Fortunately, as Christians, we have that connection. We need to celebrate Valentine’s Day by looking to God to understand His love for us and how we should love one another. Re-read 1 Corinthians 13:4-8 to see how godly love is holy and from living the life of goodness and kindness and how true love doesn’t change because of circumstances. By the Holy Spirit’s illumination, read the Song of Solomon to understand passionate marital love. And read the Gospels to see Christ’s agape love for us.

Years ago, one of my most favorite Christian songwriters, Bill Malonee, wrote a great song about Christian sexual love called “Love Cocoon.” The lyrics is like the Song of Solomon because it is very explicit. And yet it upholds God’s purposes in love and marriage. The first verse goes…

          Honey I wanna attack your flesh with glad abandon
          I wanna look for your fruits, I wanna put my hands on them
          I wanna pump up your thermostat beneath your skin
          I wanna uncover your swimming hole and dive right in

…if the song stops there, it’s just an expression of sexual actions, though it reads like the Song of Solomon Chapter 7. But then it goes on to say…

          Now the world keeps on banging, they just come and go
          It’s just a part of their scenery, a part of their show
          But I’ve got this wedding band wrapped around my finger
          Honey, I’ll be your poet and your gunslinger

…saying that sex for Christians is not an outward show, but an integral part of marital commitment and of marital communication.

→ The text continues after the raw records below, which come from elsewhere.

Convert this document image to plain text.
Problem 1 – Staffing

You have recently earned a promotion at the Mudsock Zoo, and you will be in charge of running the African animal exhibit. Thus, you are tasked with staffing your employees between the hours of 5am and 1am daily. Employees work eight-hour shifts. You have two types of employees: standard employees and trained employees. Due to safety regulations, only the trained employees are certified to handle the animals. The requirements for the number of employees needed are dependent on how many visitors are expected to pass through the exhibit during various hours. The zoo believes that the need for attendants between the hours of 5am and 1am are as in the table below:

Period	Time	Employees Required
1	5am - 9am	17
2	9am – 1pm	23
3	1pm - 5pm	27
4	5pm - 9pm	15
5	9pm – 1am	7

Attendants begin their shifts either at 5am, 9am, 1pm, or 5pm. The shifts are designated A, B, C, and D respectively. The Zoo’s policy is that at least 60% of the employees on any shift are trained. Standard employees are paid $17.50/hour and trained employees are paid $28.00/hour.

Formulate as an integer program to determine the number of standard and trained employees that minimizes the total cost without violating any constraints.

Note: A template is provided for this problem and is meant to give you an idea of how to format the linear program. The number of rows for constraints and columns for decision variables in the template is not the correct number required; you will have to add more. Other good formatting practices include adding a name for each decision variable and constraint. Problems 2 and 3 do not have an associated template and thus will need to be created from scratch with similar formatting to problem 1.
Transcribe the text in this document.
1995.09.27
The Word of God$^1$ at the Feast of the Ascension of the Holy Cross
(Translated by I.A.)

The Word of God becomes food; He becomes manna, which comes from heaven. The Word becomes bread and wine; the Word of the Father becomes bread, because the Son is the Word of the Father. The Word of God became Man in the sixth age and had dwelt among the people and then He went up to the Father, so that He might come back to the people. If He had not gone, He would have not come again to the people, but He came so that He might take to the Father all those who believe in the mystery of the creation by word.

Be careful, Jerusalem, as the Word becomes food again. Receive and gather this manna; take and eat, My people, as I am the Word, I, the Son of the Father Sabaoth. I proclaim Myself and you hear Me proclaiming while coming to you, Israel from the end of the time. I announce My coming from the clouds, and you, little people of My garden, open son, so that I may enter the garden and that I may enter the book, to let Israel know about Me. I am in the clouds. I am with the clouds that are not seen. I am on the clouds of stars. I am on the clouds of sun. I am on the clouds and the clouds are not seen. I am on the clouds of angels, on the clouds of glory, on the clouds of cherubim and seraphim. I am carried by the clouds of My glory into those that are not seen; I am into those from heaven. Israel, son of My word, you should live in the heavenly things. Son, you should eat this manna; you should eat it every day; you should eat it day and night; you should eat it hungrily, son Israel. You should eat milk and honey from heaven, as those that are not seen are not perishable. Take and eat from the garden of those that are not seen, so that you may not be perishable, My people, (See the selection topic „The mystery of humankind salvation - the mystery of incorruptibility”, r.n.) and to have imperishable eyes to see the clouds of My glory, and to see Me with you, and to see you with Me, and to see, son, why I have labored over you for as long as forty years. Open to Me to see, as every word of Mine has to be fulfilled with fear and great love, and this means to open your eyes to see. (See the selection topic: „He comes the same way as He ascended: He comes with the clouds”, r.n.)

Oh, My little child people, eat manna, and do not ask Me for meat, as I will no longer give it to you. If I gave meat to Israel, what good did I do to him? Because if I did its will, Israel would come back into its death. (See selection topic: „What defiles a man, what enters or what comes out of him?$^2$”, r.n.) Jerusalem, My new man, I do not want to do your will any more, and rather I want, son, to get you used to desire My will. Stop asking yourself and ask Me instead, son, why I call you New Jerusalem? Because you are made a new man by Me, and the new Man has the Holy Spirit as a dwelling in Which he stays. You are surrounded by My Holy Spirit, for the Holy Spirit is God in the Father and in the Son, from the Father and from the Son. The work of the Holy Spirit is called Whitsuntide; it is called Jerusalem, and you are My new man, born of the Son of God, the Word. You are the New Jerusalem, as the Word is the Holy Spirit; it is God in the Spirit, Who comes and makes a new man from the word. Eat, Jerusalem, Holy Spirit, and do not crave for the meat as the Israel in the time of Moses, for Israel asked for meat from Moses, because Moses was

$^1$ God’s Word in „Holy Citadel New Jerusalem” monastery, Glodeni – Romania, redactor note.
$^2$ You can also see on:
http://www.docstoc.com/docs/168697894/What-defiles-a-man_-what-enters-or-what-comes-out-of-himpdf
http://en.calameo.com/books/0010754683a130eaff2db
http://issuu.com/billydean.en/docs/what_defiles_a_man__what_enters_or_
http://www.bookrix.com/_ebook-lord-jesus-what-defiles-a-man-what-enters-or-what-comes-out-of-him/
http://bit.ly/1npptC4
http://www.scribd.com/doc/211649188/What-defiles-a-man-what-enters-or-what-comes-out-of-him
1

But the best verse is the last one…

          Some call it freedom, some call it shackle
          Honey, let’s get together and build a tabernacle
          Of holy flesh and holy mirth
          Let’s take what’s coming, enjoy every inch worth

…and like this song says, true sexual love needs to be kept holy as if you’re building a “tabernacle” of your bodies.

May we glorify God in the use of our bodies and our God-given ability to love.